A direct quote from reference #4 (now reference #2), as the reviewer has stated, is as follows, “A total of 64.1% were caused by hot liquids (scalds), 29.5% were flame burns, 3.8% contact burns, and 2.6% electrical burns.” This was used to describe their study where they assessed genital burns in children aged 1 month to 17 years. We believe this is appropriately reported in the manuscript. No changes were made.

 I find the figure 64.4% in the ref but not your stated 64.1% furthermore I can not identify the figure 29.5% (however, I have not checked ref #4’s #8 reference that is referred to. Also in ref #4: “In alignment with our study, a ten year (1991–2000) retrospective review of genital and perineal burns in children by Angel et al., found that 64% of GBs in children were caused by scalds [13]”

The reviewer may be referring to ref #9 regarding the 64.4% figure, which is where that statistic can be found, not reference #4 (now #2) as stated. 64.1% is the statistic found in reference #4 (now #2). Additionally, as previously discussed, a reference to the 29.5% statistic is found in reference #4 (now #2). No changes were made.

Also in ref #4: “When comparing burns to the male and female genitalia, we found burns to the penis and scrotum alone comprise 48.6% of burns to the genitalia. For females, however, burns to the vulva/vagina alone comprise only 22.1% of burns to the genitalia.” These are numbers used in current manuscript. However, to me, unclear whether ref #4 in this case refers all ages or as the title of that ref pediatric.

We agree that the statistics in the paper this reviewer mentions are vague. Based on the context clues in reference #9, it appears that they are referencing all ages, which is appropriately described in our manuscript. No changes were made.

Furthermore regarding Lines 78-79 “In children (1 month – 17 years)… by flames (29.5%) [4].” I do not find anywhere in ref #4 the age group 1 month-17 years. (Age was categorized into the following groups: 0–1, 2–5, 6–12, 13–17, 18–30, 31–45, 46–65 and 66+…. Children ages 0–12 comprised 37.1% of the study population… For children age group 01, 36.7% of hot water bathroom scalds occurred when infants kicked the hot water on or cold water off. In age groups 0–5, majority of burns were caused by hot water in the bathroom, whereas in age groups 6–12, the…)

The reviewer may be referring to ref #9 regarding age groups, not reference #4 (now reference #2), as the reviewer has stated. In ref #9, age groups were described as the reviewer has described, but in ref #4 (now reference #2), the age ranges for all their participants ranged from 1 month to 17 years. We believe this is appropriately reported and cited in the manuscript. No changes were made.

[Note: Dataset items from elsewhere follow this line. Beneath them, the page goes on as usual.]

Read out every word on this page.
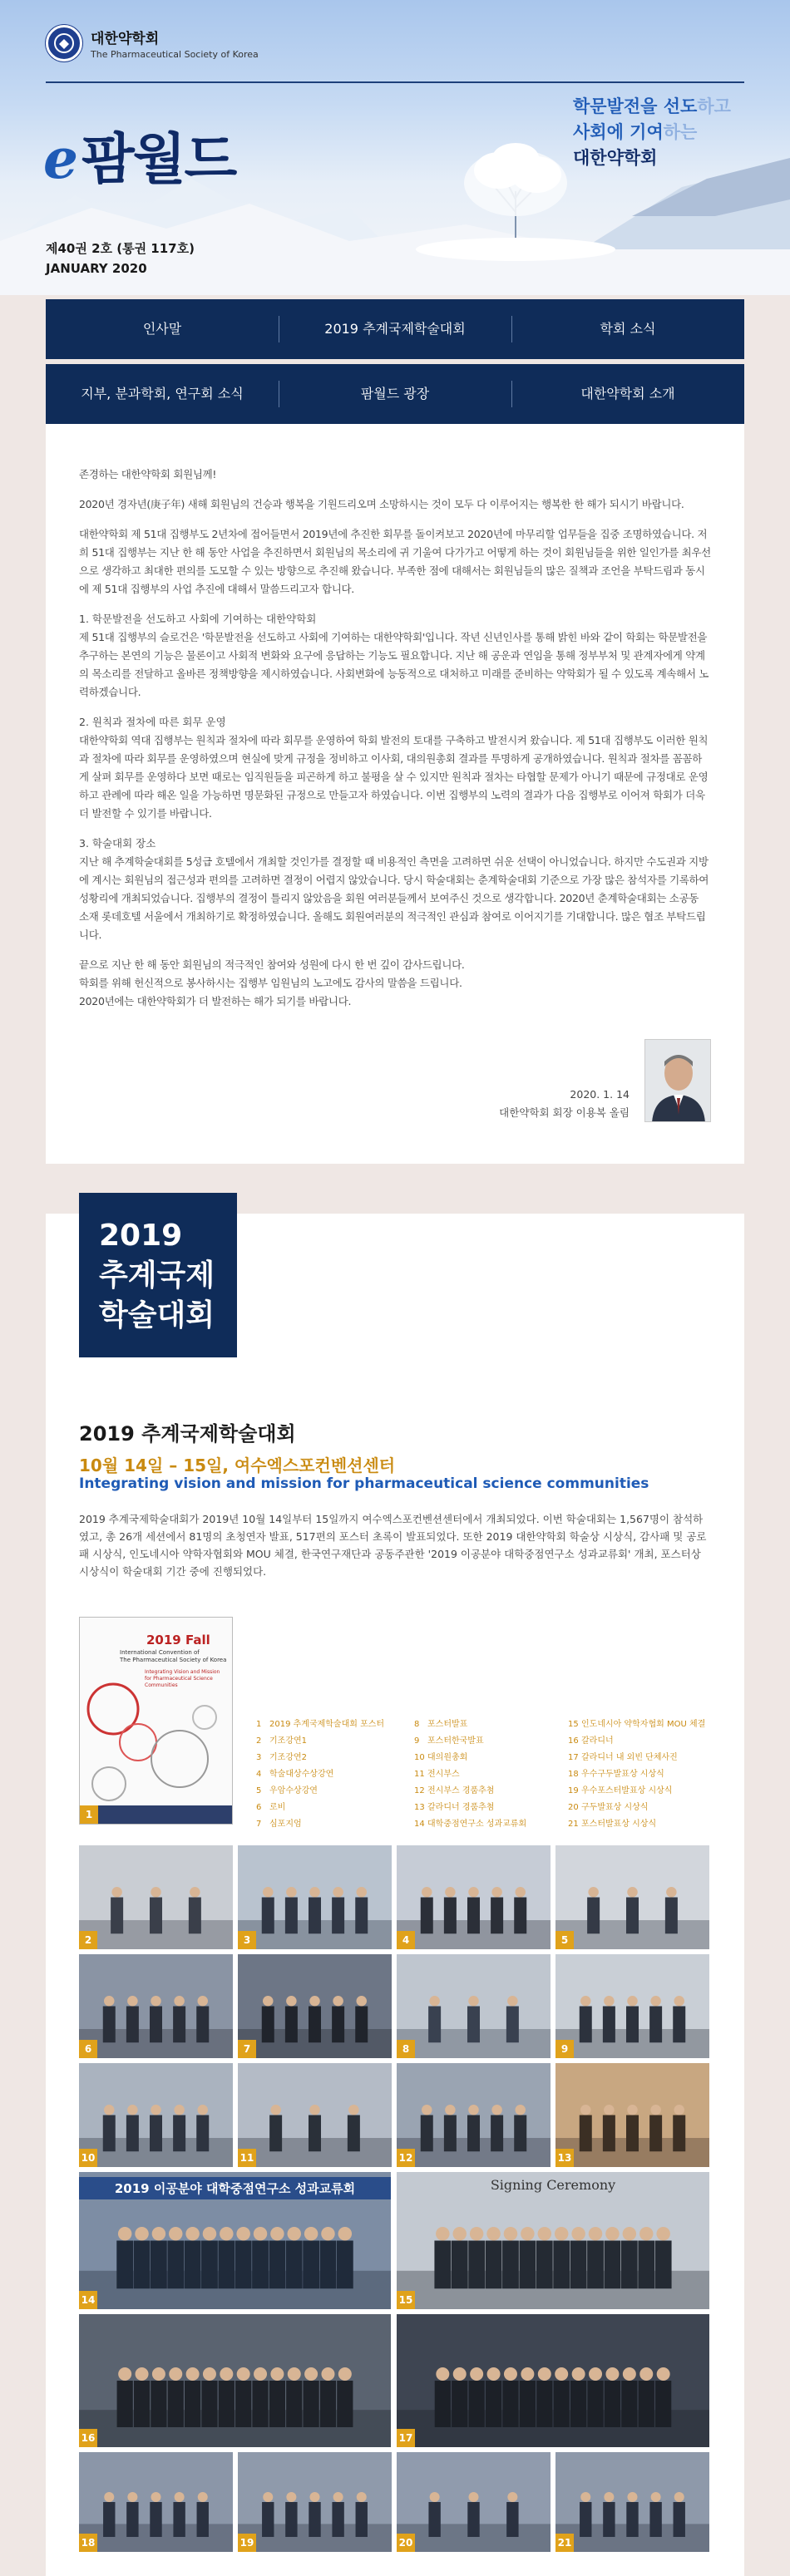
대한약학회
The Pharmaceutical Society of Korea
e팜월드
학문발전을 선도하고
사회에 기여하는
대한약학회
제40권 2호 (통권 117호)
JANUARY 2020
인사말	2019 추계국제학술대회	학회 소식
지부, 분과학회, 연구회 소식	팜월드 광장	대한약학회 소개

존경하는 대한약학회 회원님께!

2020년 경자년(庚子年) 새해 회원님의 건승과 행복을 기원드리오며 소망하시는 것이 모두 다 이루어지는 행복한 한 해가 되시기 바랍니다.

대한약학회 제 51대 집행부도 2년차에 접어들면서 2019년에 추진한 회무를 돌이켜보고 2020년에 마무리할 업무들을 집중 조명하였습니다. 저희 51대 집행부는 지난 한 해 동안 사업을 추진하면서 회원님의 목소리에 귀 기울여 다가가고 어떻게 하는 것이 회원님들을 위한 일인가를 최우선으로 생각하고 최대한 편의를 도모할 수 있는 방향으로 추진해 왔습니다. 부족한 점에 대해서는 회원님들의 많은 질책과 조언을 부탁드림과 동시에 제 51대 집행부의 사업 추진에 대해서 말씀드리고자 합니다.

1. 학문발전을 선도하고 사회에 기여하는 대한약학회

제 51대 집행부의 슬로건은 '학문발전을 선도하고 사회에 기여하는 대한약학회'입니다. 작년 신년인사를 통해 밝힌 바와 같이 학회는 학문발전을 추구하는 본연의 기능은 물론이고 사회적 변화와 요구에 응답하는 기능도 필요합니다. 지난 해 공운과 연임을 통해 정부부처 및 관계자에게 약계의 목소리를 전달하고 올바른 정책방향을 제시하였습니다. 사회변화에 능동적으로 대처하고 미래를 준비하는 약학회가 될 수 있도록 계속해서 노력하겠습니다.

2. 원칙과 절차에 따른 회무 운영

대한약학회 역대 집행부는 원칙과 절차에 따라 회무를 운영하여 학회 발전의 토대를 구축하고 발전시켜 왔습니다. 제 51대 집행부도 이러한 원칙과 절차에 따라 회무를 운영하였으며 현실에 맞게 규정을 정비하고 이사회, 대의원총회 결과를 투명하게 공개하였습니다. 원칙과 절차를 꼼꼼하게 살펴 회무를 운영하다 보면 때로는 임직원들을 피곤하게 하고 불평을 살 수 있지만 원칙과 절차는 타협할 문제가 아니기 때문에 규정대로 운영하고 관례에 따라 해온 일을 가능하면 명문화된 규정으로 만들고자 하였습니다. 이번 집행부의 노력의 결과가 다음 집행부로 이어져 학회가 더욱 더 발전할 수 있기를 바랍니다.

3. 학술대회 장소

지난 해 추계학술대회를 5성급 호텔에서 개최할 것인가를 결정할 때 비용적인 측면을 고려하면 쉬운 선택이 아니었습니다. 하지만 수도권과 지방에 계시는 회원님의 접근성과 편의를 고려하면 결정이 어렵지 않았습니다. 당시 학술대회는 춘계학술대회 기준으로 가장 많은 참석자를 기록하여 성황리에 개최되었습니다. 집행부의 결정이 틀리지 않았음을 회원 여러분들께서 보여주신 것으로 생각합니다. 2020년 춘계학술대회는 소공동 소재 롯데호텔 서울에서 개최하기로 확정하였습니다. 올해도 회원여러분의 적극적인 관심과 참여로 이어지기를 기대합니다. 많은 협조 부탁드립니다.

끝으로 지난 한 해 동안 회원님의 적극적인 참여와 성원에 다시 한 번 깊이 감사드립니다.
학회를 위해 헌신적으로 봉사하시는 집행부 임원님의 노고에도 감사의 말씀을 드립니다.
2020년에는 대한약학회가 더 발전하는 해가 되기를 바랍니다.

2020. 1. 14
대한약학회 회장 이용복 올림
2019
추계국제
학술대회
2019 추계국제학술대회
10월 14일 – 15일, 여수엑스포컨벤션센터
Integrating vision and mission for pharmaceutical science communities
2019 추계국제학술대회가 2019년 10월 14일부터 15일까지 여수엑스포컨벤션센터에서 개최되었다. 이번 학술대회는 1,567명이 참석하였고, 총 26개 세션에서 81명의 초청연자 발표, 517편의 포스터 초록이 발표되었다. 또한 2019 대한약학회 학술상 시상식, 감사패 및 공로패 시상식, 인도네시아 약학자협회와 MOU 체결, 한국연구재단과 공동주관한 '2019 이공분야 대학중점연구소 성과교류회' 개최, 포스터상 시상식이 학술대회 기간 중에 진행되었다.
2019 Fall
International Convention of
The Pharmaceutical Society of Korea
Integrating Vision and Mission
for Pharmaceutical Science Communities
1
1 2019 추계국제학술대회 포스터
2 기조강연1
3 기조강연2
4 학술대상수상강연
5 우암수상강연
6 로비
7 심포지엄
8 포스터발표
9 포스터한국발표
10 대의원총회
11 전시부스
12 전시부스 경품추첨
13 갈라디너 경품추첨
14 대학중점연구소 성과교류회
15 인도네시아 약학자협회 MOU 체결
16 갈라디너
17 갈라디너 내 외빈 단체사진
18 우수구두발표상 시상식
19 우수포스터발표상 시상식
20 구두발표상 시상식
21 포스터발표상 시상식
2	3	4	5
6	7	8	9
10	11	12	13
2019 이공분야 대학중점연구소 성과교류회
14
Signing Ceremony
15
16	17
18	19	20	21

Still Page 5, lines 223-243 – CCA, DHCAM, Integra etc can be useful in preparing/enhancing wound healing but is not an alternative as final wound closure. As of now I read this passage as CCA, DHCAM, Integra can be used in FT burns – need to reflect about what these materials actually do. They are not an alternative for final wound closure on their own. This needs to be added! Putting CCA on a wound can surely prime the wound and enhance wound healing but it will not be a final solution (except the odd case out and then it was not a FT burn or a very small one).

We agree with this reviewer's comments. We have added two sentences following this section describing this issue as to why they are not considered as alternatives to final wound closures.

Still long and detailed section on flaps. Since the paper (probably) is not intended as a surgical manual this could probably be shortened to “flaps can be used” (a bit overexaggerated).

While we agree that this section may be long, our review aims to assess the management of genital thermal injuries of the penis and scrotum. Flaps are sometimes integral to managing severe burns and physical defects, so we believe this section is warranted for those interested in reading about this management.

Overall, we deeply appreciate this reviewer for their thoroughness and for taking the time and energy to help elevate this review.